Por muito lixo traduzido que continue a proliferar pelos escaparates das livrarias portuguesas, é inegável, sem necessidade de recorrer a métodos econométricos para confirmar a hipótese, que o mercado editorial português tem melhorado significativamente no que se refere à publicação de títulos de autores estrangeiros há muito consagrados na literatura universal. Não associo, contudo, este fenómeno de melhoria à concentração de inúmeras editoras em grandes grupos económicos – aliás, seguir por esse caminho, como justificativa, poderia redundar na mais acerba das minhas críticas em forma de texto, apresentando alguns exemplos de casas editoriais, outrora respeitadas, que de momento pouco produzem e que, ao invés de expandir a sua carteira de obras literárias, têm deixado cair ao nível extremo da indigência os direitos de publicação que possuem dos seus mais eminentes autores e limitam-se a republicar, com um restyling, as obras que já, por vezes há décadas, dispunham no seus stocks livreiros.
Por diversas vezes salientei aqui o fantástico trabalho da neófita Ahab, do trabalho da Quetzal em trazer as obras de ficção nunca antes publicadas no nosso país de figuras de topo da literatura mundial, do exercício da liberdade editorial como política de excelência da Antígona, mas há mais. Já temos neste país imediatista, e citando apenas alguns nomes que agora vêem a luz do dia em português de Portugal: Bukowski, Pynchon, Fante, Gaddis, Denis Johnson ou Cheever. Foram editadas algumas (ainda não todas) das obras mais marcantes de Hamsun, DeLillo, Bellow ou Updike. Faltam muitos outros, mas porventura não convém ralhar nesta casa de pobre (talvez não consiga evitar) – as migalhas já são substanciais, estão, por isso, em vias de mudar de denotação.
O pouco do muito que falta – «não está traduzido em português. Este artigo é uma ternurenta forma de pressão (de que estão à espera, miseráveis?)», Rui Catalão na Ípsilon referindo-se à não edição em Portugal do glorificado segundo e último romance (completo) escrito pelo tristemente desaparecido David Foster Wallace – já poderá ser objecto de comemoração, mas sem excessos para que não prolifere a tradução asinina, traidora e mesmo até assassina da arte literária, potenciados pela pressa da corrida ao escaparate. E não é só DFW, autores como Norman Rush, Malamud, Vollmann, Matthiessen ou Barthelme continuam sem ver a luz do dia na literata Lusitânia, e o que dizer então de Henry James, Thomas Hardy, de Willa Cather ou de George Eliot?

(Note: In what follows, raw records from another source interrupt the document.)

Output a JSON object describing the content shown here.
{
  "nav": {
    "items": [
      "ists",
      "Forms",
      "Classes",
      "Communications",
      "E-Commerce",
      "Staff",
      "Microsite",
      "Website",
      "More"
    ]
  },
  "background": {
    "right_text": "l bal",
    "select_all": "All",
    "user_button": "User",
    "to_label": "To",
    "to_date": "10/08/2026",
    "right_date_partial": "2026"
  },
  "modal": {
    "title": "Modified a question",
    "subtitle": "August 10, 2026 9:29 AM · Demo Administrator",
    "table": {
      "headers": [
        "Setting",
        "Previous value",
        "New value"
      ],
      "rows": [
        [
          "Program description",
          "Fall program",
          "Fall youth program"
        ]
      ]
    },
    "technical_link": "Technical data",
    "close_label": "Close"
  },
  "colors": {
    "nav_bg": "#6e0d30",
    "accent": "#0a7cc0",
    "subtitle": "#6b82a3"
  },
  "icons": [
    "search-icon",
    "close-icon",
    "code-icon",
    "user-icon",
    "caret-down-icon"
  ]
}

Bom, mas uma excelente notícia surgiu esta semana, materializada no livro publicado pela Ulisseia que é representado pela imagem que adorna este texto. Mais um magnífico pequeno passo que vai engrandecendo aos poucos a nossa parca bibliografia em português de obras consagradas de autores estrangeiros – com a tradução a cargo de um bukowskiano indefectível que muito aprecio e que atesta a qualidade do trabalho realizado: Manuel A. Domingos.